- Theatrical release poster
- Directed by: Burt Gillett
- Produced by: Walt Disney
- Starring: Ester Campbell Pinto Colvig Marion Darlington Walt Disney
- Music by: Frank Churchill; Bert Lewis;
- Animation by: Les Clark David Hand Tom Palmer
- Color process: Technicolor
- Production company: Walt Disney Productions
- Distributed by: United Artists
- Release date: July 30, 1932;
- Running time: 8 minutes
- Country: United States
- Language: English

= Flowers and Trees =

1932 Silly Symphonies cartoon

Flowers and Trees is a Silly Symphonies animated short film produced by Walt Disney, directed by Burt Gillett, and released to theatres by United Artists on July 30, 1932. It was the first commercially released film to be produced in the full-color three-strip Technicolor process after several years of two-color Technicolor films. The film was a commercial and critical success, winning the first Academy Award for Best Cartoon Short Subject.

In 2021, the film was selected for preservation in the United States National Film Registry by the Library of Congress for being "culturally, historically, or aesthetically significant".

==Plot==
During Spring, the flowers, mushrooms and trees do their calisthenics. Some trees play a tune, using vines for harp strings and a chorus of robins. A fight breaks out between a waspish-looking hollow elm and a younger, healthier poplar for the attention of a female holly oak. The poplar emerges victorious, but the elm retaliates by starting a fire. The plants and animals try to extinguish or evade the blaze. By poking holes in clouds and making it rain, the birds manage to put out the fire, although the elm perishes in the flames after getting caught up in them himself. The poplar then proposes to the holly oak, with a caterpillar serving as a ring, and they embrace as a 12-color rainbow forms behind them.

==Production==
In May 1932, the first three-strip Technicolor camera was completed. Herbert Kalmus wanted to test it in the animation field, giving the company time to build enough cameras to offer the whole movie industry, but couldn't find any interested animators. Finally, Walt Disney agreed to try it as an experiment on Flowers and Trees, which was already in production in black-and-white, and ordered the cartoon redone in color. The color animation caused the production to run over budget, potentially ruining Disney financially, but the cartoon proved so popular that the profits made up for the budget overage.

==Impact==
As a result of the success of Flowers and Trees, all future Silly Symphonies cartoons were produced in three-strip Technicolor. The added novelty of color helped to boost the series' previously disappointing returns. Disney's other cartoon series, the Mickey Mouse shorts, were deemed successful enough not to need the extra boost of color, remaining in black-and-white until The Band Concert (1935).

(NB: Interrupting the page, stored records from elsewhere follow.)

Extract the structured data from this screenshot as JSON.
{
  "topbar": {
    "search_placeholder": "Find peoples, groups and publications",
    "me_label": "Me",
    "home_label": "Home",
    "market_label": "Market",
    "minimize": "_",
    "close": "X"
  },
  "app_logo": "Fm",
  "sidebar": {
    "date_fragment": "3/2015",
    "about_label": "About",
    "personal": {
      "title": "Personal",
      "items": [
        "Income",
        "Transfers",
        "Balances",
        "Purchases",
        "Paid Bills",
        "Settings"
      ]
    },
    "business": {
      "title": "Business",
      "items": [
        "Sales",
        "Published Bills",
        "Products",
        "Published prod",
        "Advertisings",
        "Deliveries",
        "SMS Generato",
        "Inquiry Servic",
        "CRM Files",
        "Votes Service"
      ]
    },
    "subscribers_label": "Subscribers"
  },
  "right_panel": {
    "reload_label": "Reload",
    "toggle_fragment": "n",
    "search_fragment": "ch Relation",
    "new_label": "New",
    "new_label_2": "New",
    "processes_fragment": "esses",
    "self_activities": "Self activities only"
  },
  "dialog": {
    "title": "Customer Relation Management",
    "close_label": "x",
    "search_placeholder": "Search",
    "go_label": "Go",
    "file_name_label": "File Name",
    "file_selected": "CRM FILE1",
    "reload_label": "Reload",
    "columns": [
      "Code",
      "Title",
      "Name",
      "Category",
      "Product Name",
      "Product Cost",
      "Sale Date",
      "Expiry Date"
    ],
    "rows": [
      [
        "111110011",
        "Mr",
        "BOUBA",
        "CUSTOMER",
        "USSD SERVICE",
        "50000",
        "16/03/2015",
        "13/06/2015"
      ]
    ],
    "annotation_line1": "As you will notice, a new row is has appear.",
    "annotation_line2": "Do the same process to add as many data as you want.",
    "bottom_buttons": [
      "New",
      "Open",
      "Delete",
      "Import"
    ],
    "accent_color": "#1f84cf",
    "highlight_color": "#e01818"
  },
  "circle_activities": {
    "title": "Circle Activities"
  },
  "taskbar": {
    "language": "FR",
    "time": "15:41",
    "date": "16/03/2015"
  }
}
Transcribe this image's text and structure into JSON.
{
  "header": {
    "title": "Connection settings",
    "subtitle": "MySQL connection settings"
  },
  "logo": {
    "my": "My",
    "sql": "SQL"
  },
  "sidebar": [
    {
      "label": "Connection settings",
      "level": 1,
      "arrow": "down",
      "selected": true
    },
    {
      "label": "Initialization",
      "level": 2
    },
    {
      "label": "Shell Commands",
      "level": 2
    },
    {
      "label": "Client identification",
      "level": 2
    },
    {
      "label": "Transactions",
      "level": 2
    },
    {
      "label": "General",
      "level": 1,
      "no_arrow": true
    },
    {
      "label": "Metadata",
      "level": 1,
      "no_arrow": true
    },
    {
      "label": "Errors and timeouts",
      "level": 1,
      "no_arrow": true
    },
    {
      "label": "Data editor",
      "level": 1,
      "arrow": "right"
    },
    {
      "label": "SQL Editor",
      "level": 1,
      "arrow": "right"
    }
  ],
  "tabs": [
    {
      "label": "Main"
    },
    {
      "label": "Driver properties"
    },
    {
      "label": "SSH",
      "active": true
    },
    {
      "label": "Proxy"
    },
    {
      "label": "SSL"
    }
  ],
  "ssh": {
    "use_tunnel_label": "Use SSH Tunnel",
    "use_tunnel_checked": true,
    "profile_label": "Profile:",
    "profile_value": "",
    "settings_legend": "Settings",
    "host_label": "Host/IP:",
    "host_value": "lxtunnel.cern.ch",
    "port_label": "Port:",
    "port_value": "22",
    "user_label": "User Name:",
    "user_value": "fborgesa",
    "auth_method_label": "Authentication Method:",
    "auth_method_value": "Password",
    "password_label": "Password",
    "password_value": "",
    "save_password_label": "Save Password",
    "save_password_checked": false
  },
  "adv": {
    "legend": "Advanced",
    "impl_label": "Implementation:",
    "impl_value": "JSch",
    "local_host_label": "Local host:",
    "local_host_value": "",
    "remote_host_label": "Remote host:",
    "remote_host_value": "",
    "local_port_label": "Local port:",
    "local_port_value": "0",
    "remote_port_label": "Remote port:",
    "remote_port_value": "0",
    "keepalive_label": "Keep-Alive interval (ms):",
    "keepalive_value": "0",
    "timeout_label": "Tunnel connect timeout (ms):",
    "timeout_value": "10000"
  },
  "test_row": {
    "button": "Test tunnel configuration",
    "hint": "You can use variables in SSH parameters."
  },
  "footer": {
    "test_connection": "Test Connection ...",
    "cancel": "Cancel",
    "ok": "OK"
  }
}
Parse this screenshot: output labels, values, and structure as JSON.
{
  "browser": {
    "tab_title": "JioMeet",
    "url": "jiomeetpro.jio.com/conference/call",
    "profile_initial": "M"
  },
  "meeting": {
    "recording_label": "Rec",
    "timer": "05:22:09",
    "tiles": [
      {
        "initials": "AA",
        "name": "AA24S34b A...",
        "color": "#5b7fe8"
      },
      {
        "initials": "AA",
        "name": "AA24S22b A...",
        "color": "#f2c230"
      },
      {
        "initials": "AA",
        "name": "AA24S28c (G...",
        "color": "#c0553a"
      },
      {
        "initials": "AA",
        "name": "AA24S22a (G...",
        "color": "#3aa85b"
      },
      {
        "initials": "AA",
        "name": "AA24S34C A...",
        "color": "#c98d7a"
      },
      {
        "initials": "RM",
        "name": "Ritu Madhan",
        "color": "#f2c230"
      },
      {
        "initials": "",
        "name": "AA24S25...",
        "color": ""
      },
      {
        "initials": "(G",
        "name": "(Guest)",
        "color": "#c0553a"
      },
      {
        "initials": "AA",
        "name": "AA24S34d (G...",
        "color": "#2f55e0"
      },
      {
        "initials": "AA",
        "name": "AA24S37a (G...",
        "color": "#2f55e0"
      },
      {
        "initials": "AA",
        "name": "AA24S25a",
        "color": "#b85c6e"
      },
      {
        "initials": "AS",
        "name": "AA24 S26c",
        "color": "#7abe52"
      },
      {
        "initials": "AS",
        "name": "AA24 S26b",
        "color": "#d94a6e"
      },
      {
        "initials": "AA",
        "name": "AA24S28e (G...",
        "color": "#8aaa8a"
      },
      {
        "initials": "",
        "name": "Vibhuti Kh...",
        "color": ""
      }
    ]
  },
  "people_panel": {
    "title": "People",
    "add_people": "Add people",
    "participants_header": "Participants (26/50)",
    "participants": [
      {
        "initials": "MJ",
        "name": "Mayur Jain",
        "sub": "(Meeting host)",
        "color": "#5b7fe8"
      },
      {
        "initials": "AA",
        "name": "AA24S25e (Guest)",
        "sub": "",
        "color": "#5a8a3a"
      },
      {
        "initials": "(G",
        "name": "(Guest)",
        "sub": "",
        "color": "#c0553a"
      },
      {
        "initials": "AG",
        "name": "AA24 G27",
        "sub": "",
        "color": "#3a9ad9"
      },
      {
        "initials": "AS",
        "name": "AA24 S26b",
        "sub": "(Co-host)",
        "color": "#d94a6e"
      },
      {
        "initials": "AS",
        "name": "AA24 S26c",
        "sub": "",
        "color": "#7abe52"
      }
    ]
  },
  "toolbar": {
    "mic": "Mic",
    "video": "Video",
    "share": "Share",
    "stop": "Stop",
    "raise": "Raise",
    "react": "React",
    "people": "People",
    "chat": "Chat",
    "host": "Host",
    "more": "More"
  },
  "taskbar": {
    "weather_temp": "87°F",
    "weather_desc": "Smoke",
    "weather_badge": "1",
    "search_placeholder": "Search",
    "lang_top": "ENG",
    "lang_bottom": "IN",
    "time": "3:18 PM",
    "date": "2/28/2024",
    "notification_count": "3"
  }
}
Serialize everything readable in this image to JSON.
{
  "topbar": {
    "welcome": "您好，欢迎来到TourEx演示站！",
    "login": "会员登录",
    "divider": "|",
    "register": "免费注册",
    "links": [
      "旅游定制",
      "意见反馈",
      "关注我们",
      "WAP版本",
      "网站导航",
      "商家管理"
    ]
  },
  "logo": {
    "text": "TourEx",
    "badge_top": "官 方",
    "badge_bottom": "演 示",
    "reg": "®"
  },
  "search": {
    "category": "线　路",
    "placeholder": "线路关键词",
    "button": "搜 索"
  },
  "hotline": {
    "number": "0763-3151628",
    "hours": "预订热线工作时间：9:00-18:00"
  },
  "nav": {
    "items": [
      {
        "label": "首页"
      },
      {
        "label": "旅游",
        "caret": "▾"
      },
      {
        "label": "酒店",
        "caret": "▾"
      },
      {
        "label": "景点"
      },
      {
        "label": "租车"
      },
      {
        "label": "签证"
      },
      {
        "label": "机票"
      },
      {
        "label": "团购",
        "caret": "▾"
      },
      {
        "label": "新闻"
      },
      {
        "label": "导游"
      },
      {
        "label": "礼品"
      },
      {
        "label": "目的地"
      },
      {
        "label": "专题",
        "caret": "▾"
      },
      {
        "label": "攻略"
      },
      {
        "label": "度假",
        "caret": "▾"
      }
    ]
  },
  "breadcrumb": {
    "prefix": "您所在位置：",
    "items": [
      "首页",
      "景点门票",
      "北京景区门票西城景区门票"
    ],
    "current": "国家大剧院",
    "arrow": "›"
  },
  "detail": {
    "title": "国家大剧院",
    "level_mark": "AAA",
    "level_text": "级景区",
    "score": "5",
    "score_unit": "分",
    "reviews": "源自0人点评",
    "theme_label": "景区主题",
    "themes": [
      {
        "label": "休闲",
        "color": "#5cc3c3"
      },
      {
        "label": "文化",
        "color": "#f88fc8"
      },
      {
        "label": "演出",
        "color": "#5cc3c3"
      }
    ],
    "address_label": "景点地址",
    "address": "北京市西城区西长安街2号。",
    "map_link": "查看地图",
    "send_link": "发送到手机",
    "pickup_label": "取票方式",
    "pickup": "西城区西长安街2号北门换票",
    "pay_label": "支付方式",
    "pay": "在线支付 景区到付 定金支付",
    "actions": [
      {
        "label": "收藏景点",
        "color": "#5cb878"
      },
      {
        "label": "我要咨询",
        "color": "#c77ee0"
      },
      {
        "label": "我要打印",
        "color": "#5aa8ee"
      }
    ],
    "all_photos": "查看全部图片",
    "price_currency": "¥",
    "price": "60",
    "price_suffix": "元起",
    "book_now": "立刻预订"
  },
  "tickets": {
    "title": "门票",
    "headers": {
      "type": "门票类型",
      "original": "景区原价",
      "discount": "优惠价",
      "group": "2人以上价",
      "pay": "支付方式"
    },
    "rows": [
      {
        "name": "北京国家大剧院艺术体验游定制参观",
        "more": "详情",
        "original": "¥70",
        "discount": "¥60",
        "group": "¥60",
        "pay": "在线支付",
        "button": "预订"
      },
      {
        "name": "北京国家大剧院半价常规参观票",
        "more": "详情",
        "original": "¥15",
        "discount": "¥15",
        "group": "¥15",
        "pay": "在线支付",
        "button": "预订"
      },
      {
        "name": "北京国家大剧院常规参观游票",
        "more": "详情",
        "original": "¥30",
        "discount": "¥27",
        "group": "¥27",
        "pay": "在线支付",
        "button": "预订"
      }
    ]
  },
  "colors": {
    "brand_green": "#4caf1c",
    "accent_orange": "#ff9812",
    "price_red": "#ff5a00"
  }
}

Disney's exclusive contract with Technicolor, in effect until the end of 1935, forced other animation producers such as Ub Iwerks (Disney's former head animator and close friend) and Max Fleischer to use Technicolor's inferior two-color process or a competing two-color system such as Cinecolor.

==Accolades==
Flowers and Trees was the first animated film to win an Academy award at the fifth Academy Awards in 1932. It won best "Short Subjects, Cartoons", a category first introduced that year.

==Home media==
The short was released on December 4, 2001 on Walt Disney Treasures: Silly Symphonies – The Historic Musical Animated Classics.

The short was included as a bonus on the Diamond Edition Blu-ray of Snow White and the Seven Dwarfs.

It made its streaming debut on Disney+ in 2021.